Soft-shelled clams — also known as steamers — in both Maine and in New Brunswick, Canada, are an important economic resource. Because their populations have been on the decline in the last several years, people are seeking to pinpoint a cause.
“Right now in the popular press, green crabs are the boogeyman,” said Bowdoin Scientific Station Director Damon Gannon. “They are often blamed for a large part of that decline, but there isn’t a whole lot of actual real hard data on how much of the decline is caused by green crabs as opposed to other things.”
Greenberg lists other possible factors — ocean acidification due to climate change, harvesting by humans, diseases and parasites, and other predators — that could be impacting the clam populations.
Gannon, who is the first Bowdoin Scientific Station director who is also a marine ecologist, usually has at least one student (and up to four) working in the intertidal zone. “This is a fantastic place to do intertidal ecology since we have such enormous tides,” he said, noting that a spring tide on Kent Island, which is in the Bay of Fundy, is about 24 feet.
Although many visitors to Kent Island cite its white and red spruce forests and large open fields as some of its most beautiful areas, Greenberg acknowledges the charm of her study area, where the tides move in an out twice a day, creating a unique ecosystem. “It’s beautiful because it’s almost like another world; it’s like stepping into the bottom of the ocean without having to go under the water,” she said.
A rising sophomore, Greenberg said she is planning on majoring biology and minoring in anthropology.

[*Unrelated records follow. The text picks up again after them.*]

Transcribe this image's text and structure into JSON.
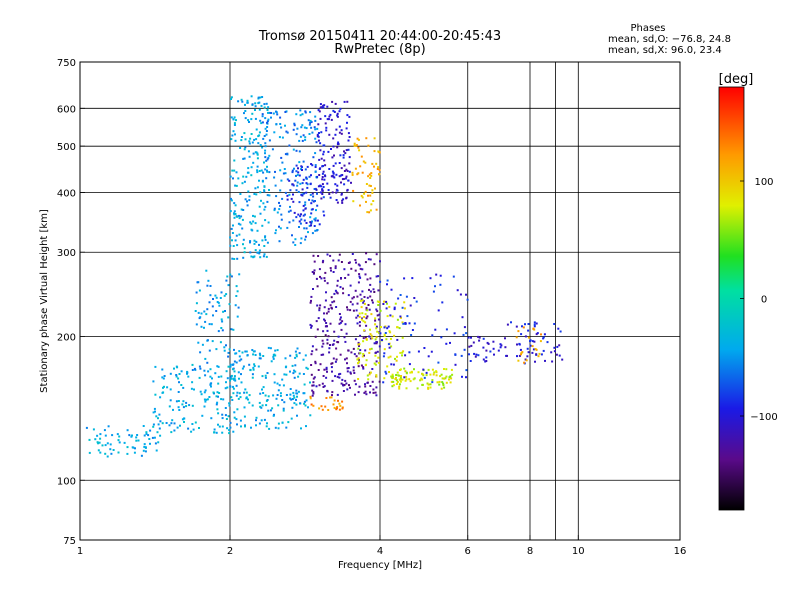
{
  "chart_data": {
    "type": "scatter",
    "title": "Tromsø 20150411 20:44:00-20:45:43",
    "subtitle": "RwPretec (8p)",
    "xlabel": "Frequency [MHz]",
    "ylabel": "Stationary phase Virtual Height [km]",
    "x_scale": "log",
    "y_scale": "log",
    "xlim": [
      1,
      16
    ],
    "ylim": [
      75,
      750
    ],
    "x_ticks": [
      1,
      2,
      4,
      6,
      8,
      10,
      16
    ],
    "y_ticks": [
      75,
      100,
      200,
      300,
      400,
      500,
      600,
      750
    ],
    "x_grid": [
      2,
      4,
      6,
      8,
      9,
      10
    ],
    "y_grid": [
      100,
      200,
      300,
      400,
      500,
      600
    ],
    "grid": true,
    "stats": {
      "heading": "Phases",
      "line1": "mean, sd,O: −76.8, 24.8",
      "line2": "mean, sd,X:  96.0, 23.4"
    },
    "colorbar": {
      "label": "[deg]",
      "range": [
        -180,
        180
      ],
      "ticks": [
        "100",
        "0",
        "−100"
      ],
      "tick_values": [
        100,
        0,
        -100
      ],
      "colormap": "rainbow"
    },
    "clusters": [
      {
        "x": [
          1.0,
          1.45
        ],
        "y": [
          112,
          130
        ],
        "n": 70,
        "phase": -40
      },
      {
        "x": [
          1.4,
          2.05
        ],
        "y": [
          125,
          175
        ],
        "n": 160,
        "phase": -40
      },
      {
        "x": [
          1.7,
          2.1
        ],
        "y": [
          170,
          275
        ],
        "n": 90,
        "phase": -45
      },
      {
        "x": [
          2.0,
          2.9
        ],
        "y": [
          128,
          190
        ],
        "n": 200,
        "phase": -40
      },
      {
        "x": [
          2.0,
          2.4
        ],
        "y": [
          290,
          640
        ],
        "n": 220,
        "phase": -40
      },
      {
        "x": [
          2.3,
          3.0
        ],
        "y": [
          310,
          600
        ],
        "n": 180,
        "phase": -55
      },
      {
        "x": [
          2.6,
          3.1
        ],
        "y": [
          340,
          460
        ],
        "n": 80,
        "phase": -90
      },
      {
        "x": [
          3.0,
          3.5
        ],
        "y": [
          380,
          620
        ],
        "n": 150,
        "phase": -105
      },
      {
        "x": [
          3.5,
          4.0
        ],
        "y": [
          360,
          520
        ],
        "n": 60,
        "phase": 110
      },
      {
        "x": [
          2.9,
          4.0
        ],
        "y": [
          150,
          300
        ],
        "n": 320,
        "phase": -125
      },
      {
        "x": [
          2.9,
          3.4
        ],
        "y": [
          140,
          150
        ],
        "n": 25,
        "phase": 125
      },
      {
        "x": [
          3.6,
          4.5
        ],
        "y": [
          160,
          240
        ],
        "n": 110,
        "phase": 80
      },
      {
        "x": [
          4.2,
          5.6
        ],
        "y": [
          155,
          172
        ],
        "n": 90,
        "phase": 75
      },
      {
        "x": [
          4.0,
          6.0
        ],
        "y": [
          160,
          270
        ],
        "n": 90,
        "phase": -90
      },
      {
        "x": [
          6.0,
          7.0
        ],
        "y": [
          175,
          200
        ],
        "n": 30,
        "phase": -100
      },
      {
        "x": [
          7.0,
          9.3
        ],
        "y": [
          175,
          215
        ],
        "n": 60,
        "phase": -100
      },
      {
        "x": [
          7.5,
          8.5
        ],
        "y": [
          170,
          210
        ],
        "n": 20,
        "phase": 110
      }
    ]
  }
}
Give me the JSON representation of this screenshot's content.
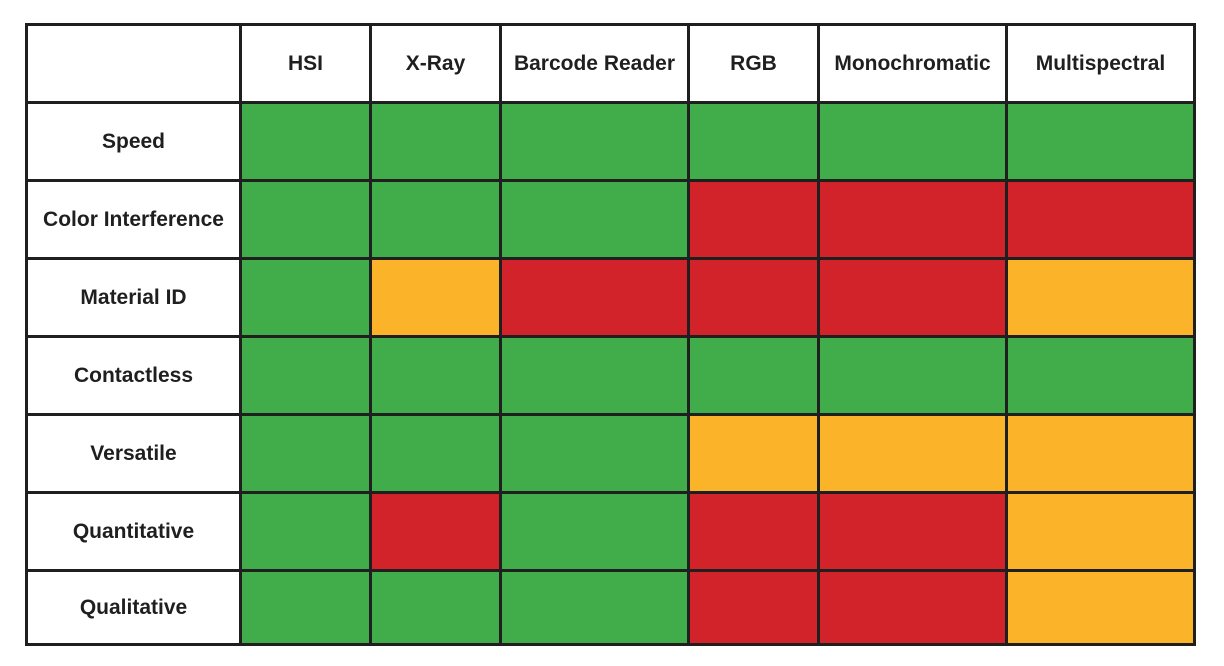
{
  "chart_data": {
    "type": "table",
    "columns": [
      "HSI",
      "X-Ray",
      "Barcode Reader",
      "RGB",
      "Monochromatic",
      "Multispectral"
    ],
    "rows": [
      {
        "label": "Speed",
        "ratings": [
          "good",
          "good",
          "good",
          "good",
          "good",
          "good"
        ]
      },
      {
        "label": "Color Interference",
        "ratings": [
          "good",
          "good",
          "good",
          "poor",
          "poor",
          "poor"
        ]
      },
      {
        "label": "Material ID",
        "ratings": [
          "good",
          "fair",
          "poor",
          "poor",
          "poor",
          "fair"
        ]
      },
      {
        "label": "Contactless",
        "ratings": [
          "good",
          "good",
          "good",
          "good",
          "good",
          "good"
        ]
      },
      {
        "label": "Versatile",
        "ratings": [
          "good",
          "good",
          "good",
          "fair",
          "fair",
          "fair"
        ]
      },
      {
        "label": "Quantitative",
        "ratings": [
          "good",
          "poor",
          "good",
          "poor",
          "poor",
          "fair"
        ]
      },
      {
        "label": "Qualitative",
        "ratings": [
          "good",
          "good",
          "good",
          "poor",
          "poor",
          "fair"
        ]
      }
    ],
    "rating_colors": {
      "good": "#41ac4a",
      "fair": "#fbb42a",
      "poor": "#d2232a"
    }
  }
}
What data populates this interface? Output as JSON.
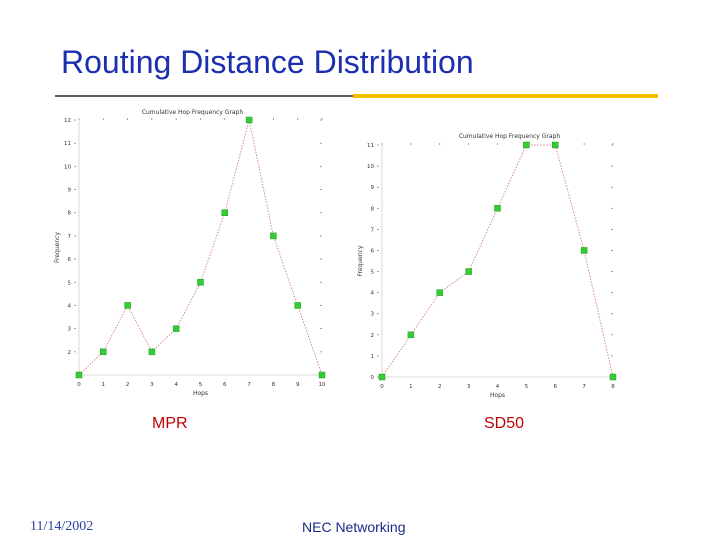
{
  "slide": {
    "title": "Routing Distance Distribution",
    "footer_date": "11/14/2002",
    "footer_center": "NEC Networking"
  },
  "colors": {
    "title": "#1b2fb0",
    "accent_rule": "#f2c200",
    "caption": "#c00000",
    "marker": "#33cc33",
    "line": "#d08080"
  },
  "chart_data": [
    {
      "type": "line",
      "title": "Cumulative Hop Frequency Graph",
      "xlabel": "Hops",
      "ylabel": "Frequency",
      "caption": "MPR",
      "x": [
        0,
        1,
        2,
        3,
        4,
        5,
        6,
        7,
        8,
        9,
        10
      ],
      "values": [
        1,
        2,
        4,
        2,
        3,
        5,
        8,
        12,
        7,
        4,
        1
      ],
      "xlim": [
        0,
        10
      ],
      "ylim": [
        1,
        12
      ],
      "xticks": [
        0,
        1,
        2,
        3,
        4,
        5,
        6,
        7,
        8,
        9,
        10
      ],
      "yticks": [
        2,
        3,
        4,
        5,
        6,
        7,
        8,
        9,
        10,
        11,
        12
      ],
      "ytick_labels": [
        "2",
        "3",
        "4",
        "5",
        "6",
        "7",
        "8",
        "9",
        "10",
        "11",
        "12"
      ],
      "grid": false,
      "legend": "none"
    },
    {
      "type": "line",
      "title": "Cumulative Hop Frequency Graph",
      "xlabel": "Hops",
      "ylabel": "Frequency",
      "caption": "SD50",
      "x": [
        0,
        1,
        2,
        3,
        4,
        5,
        6,
        7,
        8
      ],
      "values": [
        0,
        2,
        4,
        5,
        8,
        11,
        11,
        6,
        0
      ],
      "xlim": [
        0,
        8
      ],
      "ylim": [
        0,
        11
      ],
      "xticks": [
        0,
        1,
        2,
        3,
        4,
        5,
        6,
        7,
        8
      ],
      "yticks": [
        0,
        1,
        2,
        3,
        4,
        5,
        6,
        7,
        8,
        9,
        10,
        11
      ],
      "ytick_labels": [
        "0",
        "1",
        "2",
        "3",
        "4",
        "5",
        "6",
        "7",
        "8",
        "9",
        "10",
        "11"
      ],
      "grid": false,
      "legend": "none"
    }
  ]
}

She is particularly interested in different communities’ involvement in coastal ecology.
“I think human interaction and anthropological research is just as important to biological science as it is to other humanities fields,” she said. “As the world changes, with global warming and with sea level rise…places like Kent Island are going to be some of the first to be impacted. It’s an important field right now, to be involved in coastal ecology and marine ecology, and [to study] how [coastal regions] will change in our lifetime.”